Racconto di Dina Carruozzo Nazzaro

(Prima pubblicazione)

 

 

Selene era stanca … periodo strano.

Sì, pensò fra sé e sé, forse i suoi 5milioni di anni si facevano sentire.

Pensava che da sempre era riuscita a ispirare i poeti, fatto sospirare gli innamorati, aveva il controllo delle maree; si diceva che sulla femmina dell’uomo avesse una particolare influenza, una sorta di controllo ciclico, qualcuno diceva che potesse addirittura rubare il sonno quando era al massimo del suo splendore.

Splendore … gli antichi la chiamavano la splendente, ma alla fine brillava sempre e solo di luce riflessa! Solo perché riusciva a rubare un po’ di luce a quel borioso del Sole … aspettare da sempre che lui andasse a dormire per poter prendere la scena.

Era stanca anche di ruotare su se stessa per poter restare lì, sospesa in equilibrio, intorno a quella caotica pallina blu chiamata Terra. La osservava da  tanto tempo, non capendo di preciso il perché di tanta confusione.

E’ vero, anche lei di rimando mostrava sempre e solo una faccia, e ora anche questo era diventato un fastidio, le stava stretto non potersi mostrare interamente.

É vero, pensava, tutti abbiamo un ruolo, ma il suo l’aveva stancata.

Se togliamo poeti e sognatori, a chi sarebbe mai importato se si fosse defilata?

Magari non se ne sarebbe accorto nessuno; di notte erano rimasti in pochi ad alzare lo sguardo per salutarla, così presi dal nulla frenetico che vivevano, senza sogni e privi di quella meraviglia che li portava ad affidare i loro desideri a lei: alla Luna.

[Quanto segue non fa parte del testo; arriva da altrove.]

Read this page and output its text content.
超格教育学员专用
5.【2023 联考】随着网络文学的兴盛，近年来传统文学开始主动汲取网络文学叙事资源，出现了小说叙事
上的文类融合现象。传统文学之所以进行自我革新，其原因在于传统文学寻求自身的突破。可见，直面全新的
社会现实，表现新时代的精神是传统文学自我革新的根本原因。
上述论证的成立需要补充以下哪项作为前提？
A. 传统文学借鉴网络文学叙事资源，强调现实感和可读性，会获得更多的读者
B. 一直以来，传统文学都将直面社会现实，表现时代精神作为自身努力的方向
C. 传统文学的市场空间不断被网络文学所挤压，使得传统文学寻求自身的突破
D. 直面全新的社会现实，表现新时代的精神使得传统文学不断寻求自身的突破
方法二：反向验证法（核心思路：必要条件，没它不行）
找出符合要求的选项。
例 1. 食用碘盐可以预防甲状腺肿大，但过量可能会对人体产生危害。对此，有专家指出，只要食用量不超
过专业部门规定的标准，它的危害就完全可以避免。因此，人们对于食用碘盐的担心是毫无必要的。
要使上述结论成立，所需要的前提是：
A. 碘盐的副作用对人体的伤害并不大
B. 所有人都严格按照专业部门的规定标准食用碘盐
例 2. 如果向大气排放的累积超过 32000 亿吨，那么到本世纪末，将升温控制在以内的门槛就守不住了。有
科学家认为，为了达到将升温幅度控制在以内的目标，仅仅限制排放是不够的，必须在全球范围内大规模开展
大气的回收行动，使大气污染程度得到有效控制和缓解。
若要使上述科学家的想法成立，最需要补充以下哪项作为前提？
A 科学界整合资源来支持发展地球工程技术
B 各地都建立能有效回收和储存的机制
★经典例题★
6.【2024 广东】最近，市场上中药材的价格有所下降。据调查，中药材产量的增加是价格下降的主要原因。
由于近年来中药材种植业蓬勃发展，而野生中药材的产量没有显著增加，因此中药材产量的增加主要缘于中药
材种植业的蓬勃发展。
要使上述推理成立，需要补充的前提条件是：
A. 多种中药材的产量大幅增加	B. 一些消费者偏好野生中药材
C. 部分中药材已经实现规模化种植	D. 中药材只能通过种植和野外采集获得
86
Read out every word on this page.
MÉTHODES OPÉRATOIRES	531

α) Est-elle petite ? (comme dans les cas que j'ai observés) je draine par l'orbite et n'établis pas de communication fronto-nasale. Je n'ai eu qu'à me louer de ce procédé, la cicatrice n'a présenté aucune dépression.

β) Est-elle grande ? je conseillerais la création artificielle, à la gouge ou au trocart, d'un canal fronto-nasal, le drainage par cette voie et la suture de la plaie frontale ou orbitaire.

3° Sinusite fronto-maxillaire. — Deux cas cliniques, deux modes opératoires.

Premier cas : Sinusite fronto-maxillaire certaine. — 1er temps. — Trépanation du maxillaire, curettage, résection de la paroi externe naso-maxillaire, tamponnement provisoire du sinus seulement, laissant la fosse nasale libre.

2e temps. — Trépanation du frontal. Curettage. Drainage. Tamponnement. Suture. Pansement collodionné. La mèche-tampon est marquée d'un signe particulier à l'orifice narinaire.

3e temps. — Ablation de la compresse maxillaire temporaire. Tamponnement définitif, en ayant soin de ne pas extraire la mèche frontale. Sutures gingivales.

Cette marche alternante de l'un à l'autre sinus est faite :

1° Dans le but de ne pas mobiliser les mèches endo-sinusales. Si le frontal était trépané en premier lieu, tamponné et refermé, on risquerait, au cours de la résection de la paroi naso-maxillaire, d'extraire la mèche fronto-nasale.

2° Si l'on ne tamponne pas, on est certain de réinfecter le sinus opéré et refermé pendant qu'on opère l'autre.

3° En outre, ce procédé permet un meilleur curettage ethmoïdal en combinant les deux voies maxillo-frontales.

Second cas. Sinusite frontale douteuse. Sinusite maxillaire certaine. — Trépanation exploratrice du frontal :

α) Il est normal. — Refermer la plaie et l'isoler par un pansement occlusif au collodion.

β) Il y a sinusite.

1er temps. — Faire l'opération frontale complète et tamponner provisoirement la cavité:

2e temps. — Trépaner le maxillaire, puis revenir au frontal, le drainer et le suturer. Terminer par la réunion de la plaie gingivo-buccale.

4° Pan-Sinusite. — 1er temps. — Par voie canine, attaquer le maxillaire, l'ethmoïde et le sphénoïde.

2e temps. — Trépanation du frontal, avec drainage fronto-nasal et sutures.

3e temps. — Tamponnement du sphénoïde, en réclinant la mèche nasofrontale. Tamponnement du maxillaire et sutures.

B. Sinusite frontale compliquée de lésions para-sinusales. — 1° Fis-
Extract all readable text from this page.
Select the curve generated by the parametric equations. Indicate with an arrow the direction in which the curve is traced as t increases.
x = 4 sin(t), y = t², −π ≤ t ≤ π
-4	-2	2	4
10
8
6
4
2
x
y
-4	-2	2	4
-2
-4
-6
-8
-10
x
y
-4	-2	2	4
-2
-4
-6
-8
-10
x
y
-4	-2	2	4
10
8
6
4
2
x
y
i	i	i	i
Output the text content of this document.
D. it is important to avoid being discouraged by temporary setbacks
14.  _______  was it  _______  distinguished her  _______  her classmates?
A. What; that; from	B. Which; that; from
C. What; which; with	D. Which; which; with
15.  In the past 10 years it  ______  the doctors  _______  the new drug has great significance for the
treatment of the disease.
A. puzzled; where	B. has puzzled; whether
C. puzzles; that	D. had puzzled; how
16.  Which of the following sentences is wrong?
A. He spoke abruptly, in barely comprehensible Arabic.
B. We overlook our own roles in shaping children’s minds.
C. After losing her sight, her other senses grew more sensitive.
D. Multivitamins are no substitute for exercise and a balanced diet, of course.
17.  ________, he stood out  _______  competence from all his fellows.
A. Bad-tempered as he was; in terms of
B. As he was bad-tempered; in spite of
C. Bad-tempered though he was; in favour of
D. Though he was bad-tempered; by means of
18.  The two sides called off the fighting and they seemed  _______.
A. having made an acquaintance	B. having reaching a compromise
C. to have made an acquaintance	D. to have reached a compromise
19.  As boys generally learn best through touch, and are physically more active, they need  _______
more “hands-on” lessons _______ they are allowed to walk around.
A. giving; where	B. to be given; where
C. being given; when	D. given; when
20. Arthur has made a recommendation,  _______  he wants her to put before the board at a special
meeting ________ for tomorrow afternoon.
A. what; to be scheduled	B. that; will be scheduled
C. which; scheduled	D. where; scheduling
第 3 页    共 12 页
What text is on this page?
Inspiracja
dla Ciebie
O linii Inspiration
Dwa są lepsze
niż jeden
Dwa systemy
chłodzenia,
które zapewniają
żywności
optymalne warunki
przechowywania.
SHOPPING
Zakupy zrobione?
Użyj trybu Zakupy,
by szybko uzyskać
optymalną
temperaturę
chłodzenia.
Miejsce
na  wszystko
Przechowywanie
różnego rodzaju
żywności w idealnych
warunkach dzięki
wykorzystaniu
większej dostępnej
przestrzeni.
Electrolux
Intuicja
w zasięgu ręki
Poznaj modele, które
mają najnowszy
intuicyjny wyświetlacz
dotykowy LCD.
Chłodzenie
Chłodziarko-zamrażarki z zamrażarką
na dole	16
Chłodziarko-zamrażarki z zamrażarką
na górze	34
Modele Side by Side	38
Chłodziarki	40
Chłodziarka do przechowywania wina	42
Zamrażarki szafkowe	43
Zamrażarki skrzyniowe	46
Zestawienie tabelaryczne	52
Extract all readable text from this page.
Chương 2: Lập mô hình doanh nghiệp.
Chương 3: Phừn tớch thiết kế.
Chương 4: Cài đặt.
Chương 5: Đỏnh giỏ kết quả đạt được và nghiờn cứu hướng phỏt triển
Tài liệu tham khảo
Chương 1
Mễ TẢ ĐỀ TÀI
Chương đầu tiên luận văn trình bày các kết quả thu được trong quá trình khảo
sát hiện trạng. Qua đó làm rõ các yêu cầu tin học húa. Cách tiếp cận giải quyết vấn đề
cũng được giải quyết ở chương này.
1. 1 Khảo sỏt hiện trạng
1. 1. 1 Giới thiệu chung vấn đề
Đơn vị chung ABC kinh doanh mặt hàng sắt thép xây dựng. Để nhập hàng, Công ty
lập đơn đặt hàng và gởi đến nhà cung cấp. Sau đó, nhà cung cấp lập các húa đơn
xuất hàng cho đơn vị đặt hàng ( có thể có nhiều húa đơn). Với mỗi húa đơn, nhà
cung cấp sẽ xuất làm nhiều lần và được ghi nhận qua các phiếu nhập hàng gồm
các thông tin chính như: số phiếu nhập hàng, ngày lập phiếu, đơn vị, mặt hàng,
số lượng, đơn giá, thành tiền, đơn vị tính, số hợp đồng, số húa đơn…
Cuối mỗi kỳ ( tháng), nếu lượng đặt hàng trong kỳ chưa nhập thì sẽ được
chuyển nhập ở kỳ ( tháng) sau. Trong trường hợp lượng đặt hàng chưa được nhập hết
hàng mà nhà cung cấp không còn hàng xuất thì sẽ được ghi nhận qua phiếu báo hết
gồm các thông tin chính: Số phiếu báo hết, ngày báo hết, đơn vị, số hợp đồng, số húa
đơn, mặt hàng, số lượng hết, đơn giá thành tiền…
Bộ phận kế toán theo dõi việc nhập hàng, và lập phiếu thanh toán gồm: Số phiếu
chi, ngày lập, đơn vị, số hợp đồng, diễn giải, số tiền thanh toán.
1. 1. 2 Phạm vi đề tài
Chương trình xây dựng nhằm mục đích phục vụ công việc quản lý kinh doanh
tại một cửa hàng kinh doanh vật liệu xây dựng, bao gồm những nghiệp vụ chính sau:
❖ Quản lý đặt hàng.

Magari l’avrebbero sostituita con lampade al neon e, considerato che qualsiasi cosa era artificiale e sostituibile, della differenza non si sarebbe accorto nessuno.

Sì, pensò, alla fine nessuno é indispensabile, figuriamoci una piccola luna vecchia, rugosa e stanca come lei.

S’inclinò su se stessa e man mano scomparve dalla vista lasciando al suo posto una manciata di piccole stelle smarrite e disorientate. Ancora qualche ultimo fremito di luce tremula e poi fu il buio.